Board of Estimates completes contribution toward Heritage Crossing

January 11, 2001|By Gady A. Epstein | Gady A. Epstein,SUN STAFF

The city Board of Estimates has approved spending $4.7 million toward the planned redevelopment of the site of a former public housing complex in West Baltimore, providing the final piece of public funding needed for the project to break ground.

The $60.4 million Heritage Crossing project, on the site of the George P. Murphy Homes, calls for building 185 houses for sale and 75 rental units for families who meet federal low-income standards.

"Heritage Crossing is a great development that seeks to bring about new housing with mixed incomes in the inner city, which all of us want to do," Mayor Martin O'Malley said after the board's vote yesterday.

Nearly half the development money - $28.3 million - will come from federal housing funds designed for such projects.

The $4.7 million approved yesterday comes on top of $2.3 million already spent or committed by the city - fulfilling the city's $7 million commitment to the project. The project is also receiving state and private money.

The board had delayed action for a week when Comptroller Joan M. Pratt questioned the overall cost of the development, which she put at $232,000 per unit when all nonconstruction costs are included.

Among the redevelopment costs are $7.6 million for demolition, $1.7 million for acquisition and $35.2 million for construction of the units and related public infrastructure on the 32-acre site. Other costs include $5.6 million in nondevelopment expenses, $4.3 million in development fees and $5.8 million in so-called "soft costs" such as financing fees and legal and architectural bills.

Enterprise Homes Inc., the for-profit arm of the nonprofit Enterprise Foundation and a developer on the project, puts the average construction cost at $88,000 per unit.

Enterprise Homes and A&R Development Corp. of Baltimore submitted the winning bid to the Housing Authority of Baltimore City to develop the project. Harkins Builders Inc. of Silver Spring is the general contractor.

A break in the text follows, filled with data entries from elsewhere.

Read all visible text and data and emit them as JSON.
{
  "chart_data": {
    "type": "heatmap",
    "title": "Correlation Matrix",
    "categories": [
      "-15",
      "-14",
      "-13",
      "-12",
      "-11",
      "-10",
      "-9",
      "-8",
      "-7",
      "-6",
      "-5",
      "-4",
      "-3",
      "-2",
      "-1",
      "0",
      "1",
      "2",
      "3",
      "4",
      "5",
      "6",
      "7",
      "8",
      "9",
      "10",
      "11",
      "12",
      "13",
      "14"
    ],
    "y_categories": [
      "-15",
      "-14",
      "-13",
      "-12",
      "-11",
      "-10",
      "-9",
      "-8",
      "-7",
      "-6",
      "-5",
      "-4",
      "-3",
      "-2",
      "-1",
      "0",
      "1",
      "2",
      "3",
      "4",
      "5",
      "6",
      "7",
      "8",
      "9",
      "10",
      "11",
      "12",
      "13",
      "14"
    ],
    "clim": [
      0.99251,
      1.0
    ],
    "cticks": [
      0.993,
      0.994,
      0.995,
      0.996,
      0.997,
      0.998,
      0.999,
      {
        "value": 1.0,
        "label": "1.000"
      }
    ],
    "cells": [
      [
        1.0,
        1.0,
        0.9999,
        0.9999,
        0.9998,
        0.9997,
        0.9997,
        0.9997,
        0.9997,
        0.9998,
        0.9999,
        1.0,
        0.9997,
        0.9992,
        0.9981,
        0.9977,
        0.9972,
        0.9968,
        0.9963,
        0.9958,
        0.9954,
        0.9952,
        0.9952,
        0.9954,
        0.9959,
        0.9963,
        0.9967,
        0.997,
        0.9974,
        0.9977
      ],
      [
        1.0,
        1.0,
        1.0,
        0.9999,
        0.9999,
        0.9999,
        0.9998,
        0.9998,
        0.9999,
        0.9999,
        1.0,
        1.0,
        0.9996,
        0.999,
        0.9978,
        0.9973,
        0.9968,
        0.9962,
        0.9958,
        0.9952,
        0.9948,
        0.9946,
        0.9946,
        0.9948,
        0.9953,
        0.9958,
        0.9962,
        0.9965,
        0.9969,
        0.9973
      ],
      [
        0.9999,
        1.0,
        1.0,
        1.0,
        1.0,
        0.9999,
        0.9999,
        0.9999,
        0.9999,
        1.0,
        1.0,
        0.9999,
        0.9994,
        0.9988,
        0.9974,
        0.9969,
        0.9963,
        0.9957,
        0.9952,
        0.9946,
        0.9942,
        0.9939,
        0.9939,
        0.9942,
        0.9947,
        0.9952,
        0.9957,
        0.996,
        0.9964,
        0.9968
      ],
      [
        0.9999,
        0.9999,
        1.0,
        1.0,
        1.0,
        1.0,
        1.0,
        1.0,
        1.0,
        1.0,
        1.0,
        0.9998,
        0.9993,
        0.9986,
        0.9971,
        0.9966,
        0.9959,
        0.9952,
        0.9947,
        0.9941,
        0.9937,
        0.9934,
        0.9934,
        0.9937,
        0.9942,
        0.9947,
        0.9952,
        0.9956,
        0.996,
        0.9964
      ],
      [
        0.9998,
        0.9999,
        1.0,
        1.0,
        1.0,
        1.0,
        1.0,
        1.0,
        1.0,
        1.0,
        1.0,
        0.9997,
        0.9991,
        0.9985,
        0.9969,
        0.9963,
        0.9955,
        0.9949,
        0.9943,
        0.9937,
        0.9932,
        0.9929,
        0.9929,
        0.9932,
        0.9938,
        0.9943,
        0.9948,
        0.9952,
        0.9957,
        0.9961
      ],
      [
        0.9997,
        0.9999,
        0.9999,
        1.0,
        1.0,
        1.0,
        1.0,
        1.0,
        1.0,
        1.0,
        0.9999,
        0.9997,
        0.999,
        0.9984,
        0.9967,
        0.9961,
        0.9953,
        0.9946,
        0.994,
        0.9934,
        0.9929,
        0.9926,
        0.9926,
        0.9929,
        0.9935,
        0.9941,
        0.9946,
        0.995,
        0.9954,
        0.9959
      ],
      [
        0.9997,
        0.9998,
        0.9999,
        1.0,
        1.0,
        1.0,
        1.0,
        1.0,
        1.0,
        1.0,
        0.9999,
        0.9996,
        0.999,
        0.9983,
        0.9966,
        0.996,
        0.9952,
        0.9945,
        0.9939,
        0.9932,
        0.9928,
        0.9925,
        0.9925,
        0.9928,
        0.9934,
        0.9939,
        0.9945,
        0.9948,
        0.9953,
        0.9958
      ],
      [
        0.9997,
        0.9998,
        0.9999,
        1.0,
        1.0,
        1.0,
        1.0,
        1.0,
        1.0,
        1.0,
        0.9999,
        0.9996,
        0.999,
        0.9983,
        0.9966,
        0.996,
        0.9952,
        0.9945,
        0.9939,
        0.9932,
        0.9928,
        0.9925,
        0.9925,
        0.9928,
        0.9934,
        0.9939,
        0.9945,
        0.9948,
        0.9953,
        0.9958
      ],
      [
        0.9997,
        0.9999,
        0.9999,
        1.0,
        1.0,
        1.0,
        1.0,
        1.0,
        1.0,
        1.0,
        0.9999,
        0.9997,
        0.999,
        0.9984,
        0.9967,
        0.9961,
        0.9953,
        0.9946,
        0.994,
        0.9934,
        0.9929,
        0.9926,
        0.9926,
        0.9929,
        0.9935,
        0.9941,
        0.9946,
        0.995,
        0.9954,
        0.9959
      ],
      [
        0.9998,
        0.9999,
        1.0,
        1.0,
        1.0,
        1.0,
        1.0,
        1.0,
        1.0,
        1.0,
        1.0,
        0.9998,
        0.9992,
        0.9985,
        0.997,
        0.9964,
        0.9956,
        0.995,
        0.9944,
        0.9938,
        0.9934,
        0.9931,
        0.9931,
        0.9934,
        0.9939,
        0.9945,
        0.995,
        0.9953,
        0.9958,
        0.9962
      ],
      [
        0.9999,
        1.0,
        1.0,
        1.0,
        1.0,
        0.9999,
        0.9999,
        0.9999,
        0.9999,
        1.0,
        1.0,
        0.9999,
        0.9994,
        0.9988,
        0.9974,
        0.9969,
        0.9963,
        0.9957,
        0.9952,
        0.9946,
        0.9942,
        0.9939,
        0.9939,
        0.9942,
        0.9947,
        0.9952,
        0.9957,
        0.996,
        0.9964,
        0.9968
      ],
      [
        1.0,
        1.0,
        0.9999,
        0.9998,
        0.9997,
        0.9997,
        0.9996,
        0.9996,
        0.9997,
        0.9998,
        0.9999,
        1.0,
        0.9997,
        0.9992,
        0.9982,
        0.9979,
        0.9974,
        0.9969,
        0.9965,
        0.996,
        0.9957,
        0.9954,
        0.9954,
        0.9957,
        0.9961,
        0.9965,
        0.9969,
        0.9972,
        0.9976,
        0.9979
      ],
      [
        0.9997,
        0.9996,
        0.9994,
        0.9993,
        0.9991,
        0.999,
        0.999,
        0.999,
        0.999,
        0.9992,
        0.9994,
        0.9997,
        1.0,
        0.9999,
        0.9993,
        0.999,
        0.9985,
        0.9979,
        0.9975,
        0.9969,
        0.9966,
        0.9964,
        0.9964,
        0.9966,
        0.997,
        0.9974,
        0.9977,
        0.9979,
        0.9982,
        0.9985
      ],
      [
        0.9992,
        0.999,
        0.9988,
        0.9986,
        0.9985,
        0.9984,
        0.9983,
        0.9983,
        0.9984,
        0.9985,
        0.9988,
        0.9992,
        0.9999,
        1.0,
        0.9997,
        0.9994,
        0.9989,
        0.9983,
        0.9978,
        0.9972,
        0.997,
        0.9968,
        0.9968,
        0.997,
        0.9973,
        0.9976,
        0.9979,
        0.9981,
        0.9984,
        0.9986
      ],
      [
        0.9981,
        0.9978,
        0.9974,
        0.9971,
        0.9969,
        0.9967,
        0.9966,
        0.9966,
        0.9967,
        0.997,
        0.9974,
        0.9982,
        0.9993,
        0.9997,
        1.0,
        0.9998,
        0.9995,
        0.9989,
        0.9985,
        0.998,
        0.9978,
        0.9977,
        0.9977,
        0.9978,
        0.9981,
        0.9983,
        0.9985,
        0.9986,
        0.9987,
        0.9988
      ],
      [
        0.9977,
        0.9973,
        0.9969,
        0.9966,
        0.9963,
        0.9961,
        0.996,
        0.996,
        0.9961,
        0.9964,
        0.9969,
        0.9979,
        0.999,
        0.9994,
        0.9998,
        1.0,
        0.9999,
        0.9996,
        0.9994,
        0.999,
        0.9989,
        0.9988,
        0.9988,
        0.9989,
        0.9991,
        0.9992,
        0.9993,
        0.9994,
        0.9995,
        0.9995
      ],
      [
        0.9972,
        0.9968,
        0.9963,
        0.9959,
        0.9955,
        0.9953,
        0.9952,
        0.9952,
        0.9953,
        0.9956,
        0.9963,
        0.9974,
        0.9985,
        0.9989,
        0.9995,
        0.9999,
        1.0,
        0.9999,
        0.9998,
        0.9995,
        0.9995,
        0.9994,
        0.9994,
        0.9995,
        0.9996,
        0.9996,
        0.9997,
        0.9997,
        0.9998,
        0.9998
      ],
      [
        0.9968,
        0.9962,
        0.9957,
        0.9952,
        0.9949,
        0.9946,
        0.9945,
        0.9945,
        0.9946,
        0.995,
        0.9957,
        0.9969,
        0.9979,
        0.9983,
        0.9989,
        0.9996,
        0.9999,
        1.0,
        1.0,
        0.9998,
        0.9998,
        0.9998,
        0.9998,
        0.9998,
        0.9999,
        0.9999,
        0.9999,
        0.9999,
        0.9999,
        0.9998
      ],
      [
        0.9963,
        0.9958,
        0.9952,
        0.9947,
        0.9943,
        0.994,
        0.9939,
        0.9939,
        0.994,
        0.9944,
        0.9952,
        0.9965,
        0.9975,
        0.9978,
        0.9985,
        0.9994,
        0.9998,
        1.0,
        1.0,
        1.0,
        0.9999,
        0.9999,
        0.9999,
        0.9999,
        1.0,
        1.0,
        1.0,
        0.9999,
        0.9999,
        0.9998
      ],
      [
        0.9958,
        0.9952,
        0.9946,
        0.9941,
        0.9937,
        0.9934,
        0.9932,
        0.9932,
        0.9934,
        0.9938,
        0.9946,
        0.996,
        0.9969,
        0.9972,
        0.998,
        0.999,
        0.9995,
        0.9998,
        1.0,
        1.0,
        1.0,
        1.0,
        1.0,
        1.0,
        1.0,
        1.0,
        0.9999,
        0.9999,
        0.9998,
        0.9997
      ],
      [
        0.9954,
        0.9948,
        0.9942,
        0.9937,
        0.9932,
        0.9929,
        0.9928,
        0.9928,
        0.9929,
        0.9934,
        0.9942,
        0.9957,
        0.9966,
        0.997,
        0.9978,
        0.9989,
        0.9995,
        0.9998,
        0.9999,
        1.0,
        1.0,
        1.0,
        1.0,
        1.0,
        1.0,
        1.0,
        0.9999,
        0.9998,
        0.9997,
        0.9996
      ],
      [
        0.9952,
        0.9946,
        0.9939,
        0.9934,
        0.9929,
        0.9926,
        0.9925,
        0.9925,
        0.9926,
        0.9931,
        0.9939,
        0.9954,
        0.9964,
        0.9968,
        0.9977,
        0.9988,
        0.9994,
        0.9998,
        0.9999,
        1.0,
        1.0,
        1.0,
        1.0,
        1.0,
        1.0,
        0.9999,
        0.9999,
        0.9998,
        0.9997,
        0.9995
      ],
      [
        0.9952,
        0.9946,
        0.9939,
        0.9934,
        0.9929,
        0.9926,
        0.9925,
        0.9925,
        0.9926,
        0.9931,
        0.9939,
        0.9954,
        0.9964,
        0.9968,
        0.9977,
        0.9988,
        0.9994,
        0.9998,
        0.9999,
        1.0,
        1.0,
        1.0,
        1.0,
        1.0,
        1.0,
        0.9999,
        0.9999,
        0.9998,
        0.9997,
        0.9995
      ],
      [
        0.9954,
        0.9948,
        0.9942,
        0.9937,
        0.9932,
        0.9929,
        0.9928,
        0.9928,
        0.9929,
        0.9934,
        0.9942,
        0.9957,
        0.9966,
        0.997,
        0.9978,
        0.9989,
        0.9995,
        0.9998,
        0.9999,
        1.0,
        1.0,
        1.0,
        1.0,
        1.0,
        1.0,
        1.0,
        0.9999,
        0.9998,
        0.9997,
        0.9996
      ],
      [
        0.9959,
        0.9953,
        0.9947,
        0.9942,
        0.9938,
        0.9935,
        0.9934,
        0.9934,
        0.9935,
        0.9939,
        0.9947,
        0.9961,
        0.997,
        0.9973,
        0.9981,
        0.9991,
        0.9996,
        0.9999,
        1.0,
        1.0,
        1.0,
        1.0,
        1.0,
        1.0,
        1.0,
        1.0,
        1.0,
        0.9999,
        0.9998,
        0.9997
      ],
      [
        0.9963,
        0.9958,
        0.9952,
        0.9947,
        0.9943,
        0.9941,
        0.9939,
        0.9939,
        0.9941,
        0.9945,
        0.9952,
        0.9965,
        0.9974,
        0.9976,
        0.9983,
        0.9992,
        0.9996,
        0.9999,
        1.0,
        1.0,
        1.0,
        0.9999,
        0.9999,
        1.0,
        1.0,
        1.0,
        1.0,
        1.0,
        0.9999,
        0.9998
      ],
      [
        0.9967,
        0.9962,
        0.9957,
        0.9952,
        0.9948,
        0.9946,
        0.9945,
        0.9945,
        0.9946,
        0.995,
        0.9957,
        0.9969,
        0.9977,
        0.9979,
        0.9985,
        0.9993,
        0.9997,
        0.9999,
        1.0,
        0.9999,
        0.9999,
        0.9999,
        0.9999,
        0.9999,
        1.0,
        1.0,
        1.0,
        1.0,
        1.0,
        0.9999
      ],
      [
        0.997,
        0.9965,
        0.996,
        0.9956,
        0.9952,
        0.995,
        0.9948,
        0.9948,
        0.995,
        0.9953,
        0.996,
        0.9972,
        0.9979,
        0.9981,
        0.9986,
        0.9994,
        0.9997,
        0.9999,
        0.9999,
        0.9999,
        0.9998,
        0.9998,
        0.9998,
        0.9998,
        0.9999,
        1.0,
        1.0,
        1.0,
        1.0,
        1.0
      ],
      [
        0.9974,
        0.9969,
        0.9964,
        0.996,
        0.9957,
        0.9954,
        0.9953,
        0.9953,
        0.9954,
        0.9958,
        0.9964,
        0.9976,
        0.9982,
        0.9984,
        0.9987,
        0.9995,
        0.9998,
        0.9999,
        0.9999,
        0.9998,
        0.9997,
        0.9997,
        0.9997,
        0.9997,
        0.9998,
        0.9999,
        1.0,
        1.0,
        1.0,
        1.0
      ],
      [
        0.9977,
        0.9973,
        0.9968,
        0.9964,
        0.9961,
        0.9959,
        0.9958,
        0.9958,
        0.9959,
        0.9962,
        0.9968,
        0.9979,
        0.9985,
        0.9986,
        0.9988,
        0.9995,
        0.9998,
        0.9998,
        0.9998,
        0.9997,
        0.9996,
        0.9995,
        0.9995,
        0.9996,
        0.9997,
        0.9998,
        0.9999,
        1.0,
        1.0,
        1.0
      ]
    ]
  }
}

In other action, the Board of Estimates approved the Police Department's request for a $250,000 fund to purchase certain items covertly without going through the normal public review process.

O'Malley said the fund, which uses already-budgeted dollars, will "prevent the bad guys" from finding out what high-technology devices the police are buying for special investigations.

Pratt and Council President Sheila Dixon had voiced concerns but voted to approve the secret fund on the assurance that the city finance director would review the purchases on a quarterly basis and submit confidential reports to the board.